Le plus choquant toutefois est la manière dont Burnham – et finalement l’épisode – se désintéressera du sort de Nhan à bord des Section 31 Headquarters. Après l’avoir frappé et lui avoir arraché son implant respiratoire, la Barzane se retrouvera à agoniser au sol… dans l’indifférence de Burnham qui sera uniquement préoccupée par le sort d’Airiam, en développant des théories assez stériles et en contemplant son propre mélo. Soit la marque d’une série très VIP-oriented, mais à géométrie variable selon les épisodes et les rapports d’affinités des héros. Et il ne s’agit pas là du "syndrome red shirt", non parce que Nhan n’est pas de rouge vêtue, mais parce qu’il ne s’est jamais trouvé qu’un officier de Starfleet soit indifférent à l’agonie en direct de l’un de ses subordonnés ou collègues.
Finalement, Nhan survivra de justesse, mais c’est à elle seule qu’elle le devra. Et elle trouvera encore la force de se relever pour expulser dans l’espace Airiam sans se laisser submerger par l’émotivité (au contraire de Mary-Sue).
L’ironie est que ce personnage négligé se révèle pourtant l’un plus crédibles de la série Discovery dans le rôle d’officière, car Nahn ne "se la joue" tout simplement jamais.
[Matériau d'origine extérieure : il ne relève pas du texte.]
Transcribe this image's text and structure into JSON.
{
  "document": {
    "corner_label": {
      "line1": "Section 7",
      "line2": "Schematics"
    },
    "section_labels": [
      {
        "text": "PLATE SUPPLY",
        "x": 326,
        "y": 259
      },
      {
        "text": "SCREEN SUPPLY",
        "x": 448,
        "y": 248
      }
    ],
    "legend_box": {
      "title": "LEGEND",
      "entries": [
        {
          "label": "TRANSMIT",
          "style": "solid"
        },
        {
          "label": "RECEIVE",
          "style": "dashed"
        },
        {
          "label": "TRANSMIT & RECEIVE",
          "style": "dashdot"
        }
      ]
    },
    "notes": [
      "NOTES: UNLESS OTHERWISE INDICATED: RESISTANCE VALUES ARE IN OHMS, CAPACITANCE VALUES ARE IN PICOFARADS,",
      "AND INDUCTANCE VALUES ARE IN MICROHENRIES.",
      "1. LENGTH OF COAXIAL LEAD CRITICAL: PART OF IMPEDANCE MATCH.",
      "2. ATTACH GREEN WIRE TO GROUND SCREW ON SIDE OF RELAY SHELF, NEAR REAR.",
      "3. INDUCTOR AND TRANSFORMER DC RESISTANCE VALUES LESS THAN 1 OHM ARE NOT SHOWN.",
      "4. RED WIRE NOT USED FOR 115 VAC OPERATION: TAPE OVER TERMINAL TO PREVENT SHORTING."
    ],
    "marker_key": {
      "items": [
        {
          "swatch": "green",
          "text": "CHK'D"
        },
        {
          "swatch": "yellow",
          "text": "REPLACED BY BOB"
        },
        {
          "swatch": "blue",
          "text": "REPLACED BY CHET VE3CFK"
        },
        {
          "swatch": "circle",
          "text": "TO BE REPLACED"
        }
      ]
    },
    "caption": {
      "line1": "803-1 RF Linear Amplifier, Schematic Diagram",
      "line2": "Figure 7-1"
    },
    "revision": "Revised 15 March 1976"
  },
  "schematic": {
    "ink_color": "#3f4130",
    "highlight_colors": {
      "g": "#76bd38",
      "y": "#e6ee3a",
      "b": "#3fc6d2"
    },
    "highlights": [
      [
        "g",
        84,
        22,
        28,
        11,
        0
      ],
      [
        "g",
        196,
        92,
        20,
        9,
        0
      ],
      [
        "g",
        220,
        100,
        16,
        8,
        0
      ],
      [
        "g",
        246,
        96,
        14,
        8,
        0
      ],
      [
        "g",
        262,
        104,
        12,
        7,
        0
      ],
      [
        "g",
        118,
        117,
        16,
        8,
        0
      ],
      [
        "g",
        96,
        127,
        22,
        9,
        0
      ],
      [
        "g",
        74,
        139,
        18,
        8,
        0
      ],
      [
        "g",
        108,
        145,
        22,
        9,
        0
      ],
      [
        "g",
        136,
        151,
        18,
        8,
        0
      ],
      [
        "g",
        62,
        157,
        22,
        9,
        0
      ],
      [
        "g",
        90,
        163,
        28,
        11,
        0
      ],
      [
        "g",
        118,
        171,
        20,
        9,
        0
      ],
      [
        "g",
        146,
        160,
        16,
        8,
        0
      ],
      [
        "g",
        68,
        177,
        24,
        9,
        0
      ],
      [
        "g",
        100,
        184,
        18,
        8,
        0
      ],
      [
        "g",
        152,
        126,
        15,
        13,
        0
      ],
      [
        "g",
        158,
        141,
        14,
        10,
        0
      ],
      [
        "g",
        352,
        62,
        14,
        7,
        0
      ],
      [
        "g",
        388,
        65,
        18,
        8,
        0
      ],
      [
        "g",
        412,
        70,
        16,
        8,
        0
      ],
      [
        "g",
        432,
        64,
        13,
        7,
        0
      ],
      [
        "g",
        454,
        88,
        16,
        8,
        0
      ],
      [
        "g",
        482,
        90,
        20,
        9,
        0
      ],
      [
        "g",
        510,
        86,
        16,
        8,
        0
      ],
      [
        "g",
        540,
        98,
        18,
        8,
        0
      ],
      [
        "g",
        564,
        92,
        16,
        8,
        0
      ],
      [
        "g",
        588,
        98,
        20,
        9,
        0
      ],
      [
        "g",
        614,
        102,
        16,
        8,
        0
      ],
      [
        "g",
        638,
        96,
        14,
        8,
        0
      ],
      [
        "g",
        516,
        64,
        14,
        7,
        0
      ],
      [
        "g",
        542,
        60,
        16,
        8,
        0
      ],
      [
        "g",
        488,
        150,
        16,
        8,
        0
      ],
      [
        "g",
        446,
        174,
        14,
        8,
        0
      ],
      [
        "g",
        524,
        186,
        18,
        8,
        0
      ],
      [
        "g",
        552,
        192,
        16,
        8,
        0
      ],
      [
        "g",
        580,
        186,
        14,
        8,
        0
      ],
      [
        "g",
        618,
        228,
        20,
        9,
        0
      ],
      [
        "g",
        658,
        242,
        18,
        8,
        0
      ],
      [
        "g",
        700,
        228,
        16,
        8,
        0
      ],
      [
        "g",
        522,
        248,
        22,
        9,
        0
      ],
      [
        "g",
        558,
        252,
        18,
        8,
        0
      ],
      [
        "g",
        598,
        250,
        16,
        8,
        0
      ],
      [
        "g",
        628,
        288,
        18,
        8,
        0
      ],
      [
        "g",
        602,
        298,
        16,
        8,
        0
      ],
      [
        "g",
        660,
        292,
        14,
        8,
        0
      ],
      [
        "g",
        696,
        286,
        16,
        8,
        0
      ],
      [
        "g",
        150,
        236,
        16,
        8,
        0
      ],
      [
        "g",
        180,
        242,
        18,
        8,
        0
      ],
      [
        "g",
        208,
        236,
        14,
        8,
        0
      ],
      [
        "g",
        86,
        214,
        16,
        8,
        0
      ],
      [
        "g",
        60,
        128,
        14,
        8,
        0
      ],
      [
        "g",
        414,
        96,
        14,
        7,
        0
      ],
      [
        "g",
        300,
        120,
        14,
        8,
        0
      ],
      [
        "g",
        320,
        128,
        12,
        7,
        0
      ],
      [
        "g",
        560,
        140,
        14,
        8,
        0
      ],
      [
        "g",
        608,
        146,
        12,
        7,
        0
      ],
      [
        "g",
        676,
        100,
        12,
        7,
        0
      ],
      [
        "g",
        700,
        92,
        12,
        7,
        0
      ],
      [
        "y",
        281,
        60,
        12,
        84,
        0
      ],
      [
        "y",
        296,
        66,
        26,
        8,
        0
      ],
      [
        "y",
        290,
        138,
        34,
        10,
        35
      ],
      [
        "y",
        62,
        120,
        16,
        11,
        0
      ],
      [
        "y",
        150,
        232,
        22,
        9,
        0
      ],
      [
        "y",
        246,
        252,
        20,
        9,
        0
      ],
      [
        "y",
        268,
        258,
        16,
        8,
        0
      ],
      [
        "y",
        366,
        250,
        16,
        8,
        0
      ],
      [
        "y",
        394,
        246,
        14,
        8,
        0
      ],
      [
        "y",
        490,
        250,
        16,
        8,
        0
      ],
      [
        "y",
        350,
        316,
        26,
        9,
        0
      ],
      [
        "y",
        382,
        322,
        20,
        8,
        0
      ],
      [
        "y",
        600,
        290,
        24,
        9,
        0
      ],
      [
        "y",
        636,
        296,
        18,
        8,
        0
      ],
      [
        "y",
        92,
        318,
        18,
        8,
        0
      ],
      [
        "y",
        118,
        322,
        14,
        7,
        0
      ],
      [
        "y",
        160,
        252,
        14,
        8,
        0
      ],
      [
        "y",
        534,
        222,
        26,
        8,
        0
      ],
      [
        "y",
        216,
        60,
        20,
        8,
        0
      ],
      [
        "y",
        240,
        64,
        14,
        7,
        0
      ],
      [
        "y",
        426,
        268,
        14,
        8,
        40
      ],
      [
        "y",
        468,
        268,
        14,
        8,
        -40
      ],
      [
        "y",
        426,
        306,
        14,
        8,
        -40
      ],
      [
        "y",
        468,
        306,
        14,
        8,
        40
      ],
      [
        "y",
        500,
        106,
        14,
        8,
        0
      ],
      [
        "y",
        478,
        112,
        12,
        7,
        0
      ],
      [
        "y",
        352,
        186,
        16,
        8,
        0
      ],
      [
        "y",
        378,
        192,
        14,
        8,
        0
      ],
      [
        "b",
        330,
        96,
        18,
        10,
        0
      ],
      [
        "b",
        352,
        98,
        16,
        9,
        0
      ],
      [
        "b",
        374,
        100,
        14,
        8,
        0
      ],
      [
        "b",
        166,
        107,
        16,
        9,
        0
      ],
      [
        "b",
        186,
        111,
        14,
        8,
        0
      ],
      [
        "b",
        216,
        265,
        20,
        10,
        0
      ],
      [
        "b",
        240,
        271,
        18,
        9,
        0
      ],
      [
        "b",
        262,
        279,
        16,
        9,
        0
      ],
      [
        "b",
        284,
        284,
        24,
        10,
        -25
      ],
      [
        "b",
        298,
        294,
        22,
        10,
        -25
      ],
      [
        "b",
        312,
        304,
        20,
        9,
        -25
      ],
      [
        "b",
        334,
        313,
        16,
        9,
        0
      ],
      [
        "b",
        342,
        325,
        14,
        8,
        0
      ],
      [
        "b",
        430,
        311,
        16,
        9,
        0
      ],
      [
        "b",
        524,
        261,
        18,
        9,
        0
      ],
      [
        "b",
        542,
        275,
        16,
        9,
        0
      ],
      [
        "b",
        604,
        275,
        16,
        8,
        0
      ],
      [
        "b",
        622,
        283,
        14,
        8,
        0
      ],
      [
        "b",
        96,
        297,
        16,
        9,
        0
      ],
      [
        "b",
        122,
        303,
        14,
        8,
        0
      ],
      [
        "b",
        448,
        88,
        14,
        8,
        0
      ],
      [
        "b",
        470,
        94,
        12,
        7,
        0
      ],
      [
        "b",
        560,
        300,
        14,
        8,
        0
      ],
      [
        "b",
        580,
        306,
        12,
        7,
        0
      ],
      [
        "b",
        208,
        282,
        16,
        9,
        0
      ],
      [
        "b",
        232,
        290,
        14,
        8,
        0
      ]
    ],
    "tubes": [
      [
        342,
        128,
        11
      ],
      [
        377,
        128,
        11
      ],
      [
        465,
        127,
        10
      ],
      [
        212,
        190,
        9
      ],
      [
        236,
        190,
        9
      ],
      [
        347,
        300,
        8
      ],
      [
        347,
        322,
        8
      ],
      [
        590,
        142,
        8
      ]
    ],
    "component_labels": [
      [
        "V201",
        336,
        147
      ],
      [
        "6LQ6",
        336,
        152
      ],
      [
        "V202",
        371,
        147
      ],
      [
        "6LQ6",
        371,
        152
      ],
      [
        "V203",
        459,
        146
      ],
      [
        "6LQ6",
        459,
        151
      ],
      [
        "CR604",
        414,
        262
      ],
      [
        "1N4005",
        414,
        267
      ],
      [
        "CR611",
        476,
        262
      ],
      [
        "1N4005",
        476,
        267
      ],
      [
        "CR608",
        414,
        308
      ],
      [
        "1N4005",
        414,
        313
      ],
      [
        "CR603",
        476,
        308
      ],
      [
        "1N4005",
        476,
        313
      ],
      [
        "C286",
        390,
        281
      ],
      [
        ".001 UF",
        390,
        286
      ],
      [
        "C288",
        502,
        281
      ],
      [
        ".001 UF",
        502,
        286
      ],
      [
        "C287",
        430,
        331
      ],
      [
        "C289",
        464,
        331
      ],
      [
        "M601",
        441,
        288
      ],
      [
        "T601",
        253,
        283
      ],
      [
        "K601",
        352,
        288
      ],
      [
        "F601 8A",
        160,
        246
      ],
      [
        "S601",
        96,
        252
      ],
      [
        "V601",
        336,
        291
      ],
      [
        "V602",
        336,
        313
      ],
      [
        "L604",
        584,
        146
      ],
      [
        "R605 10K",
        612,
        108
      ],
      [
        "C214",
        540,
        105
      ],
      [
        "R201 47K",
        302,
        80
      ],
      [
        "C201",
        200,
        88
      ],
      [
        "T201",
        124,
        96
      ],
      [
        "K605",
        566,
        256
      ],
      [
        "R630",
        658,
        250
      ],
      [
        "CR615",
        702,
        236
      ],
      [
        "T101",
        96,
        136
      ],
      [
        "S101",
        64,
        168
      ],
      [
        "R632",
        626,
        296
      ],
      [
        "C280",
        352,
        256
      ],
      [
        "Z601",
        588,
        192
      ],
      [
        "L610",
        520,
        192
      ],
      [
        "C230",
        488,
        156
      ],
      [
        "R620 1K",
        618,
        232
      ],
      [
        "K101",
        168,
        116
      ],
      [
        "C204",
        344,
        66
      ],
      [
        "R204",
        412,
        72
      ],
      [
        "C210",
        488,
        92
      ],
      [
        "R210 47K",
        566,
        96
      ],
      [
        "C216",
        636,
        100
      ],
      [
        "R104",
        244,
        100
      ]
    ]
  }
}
Prolongeant la séance de lying entamée dans DIS 02x08 If Memory Serves (on se doutait bien qu’un seul redemption episode ne suffirait pas), Michael tente d’éprouver les capacités logiques de son frère (à peine sorti du "tunnel mental" dont il fut si longtemps prisonnier) au travers d’une partie d’échec 3D (il faut sans doute y voir un clin d’œil à TOS 01x14 Court Martial lorsque Spock avait employé la même méthode pour tester l’intégrité de l’ordinateur de bord). Cette partie d’échec sera bien entendu un dérivatif et en même temps un support allégorique pour les nombreux comptes non soldés entre les deux personnages, mais également pour les interrogations inassouvies de Spock-Peck quant à sa relation avec le Red Angel et la mission salvatrice corollaire qui lui incomberait. Le jeu lui-même s’avérera plus émotionnel que logique – Spock s’employant surtout à contrarier Michael par une stratégie illogique (ou du moins ne correspondant pas aux attentes de sa sœur), quitte à compromettre sa victoire.
Initialement entamée en salle des machines devant un Stamets interloqué (autour d’une carte galactique sur écran translucide faisant le départ entre les red bursts et les apparitions pas forcément synchrones du Red Angel)… la joute oratoire ira crescendo et culminera dans les quartiers spartiates de Burnham (qui ne pourraient pas être davantage "communs" selon son frère) au moment où Spock-Peck renversera dans un geste rageur et exutoire le plateau 3D des échecs... en clamant éprouver pour la première fois (et "grâce" à Michael) une jouissance à exprimer ses émotions ! Si cette posture singulière est appelée à marquer les esprits, ce sera par son seul caractère iconoclaste et inédit, mais en aucun cas par sa substance et sa cohérence. Car pareille "explosion émotionnelle" ne vient conclure aucune nécessité, aucune évolution, aucune maïeutique, aucune thérapeutique, ni aucune réflexion d’aucune sorte... tout en s’accordant bien mal au Spock de TOS 01x06 The Naked Time (quand bien même à neuf ans d’écart).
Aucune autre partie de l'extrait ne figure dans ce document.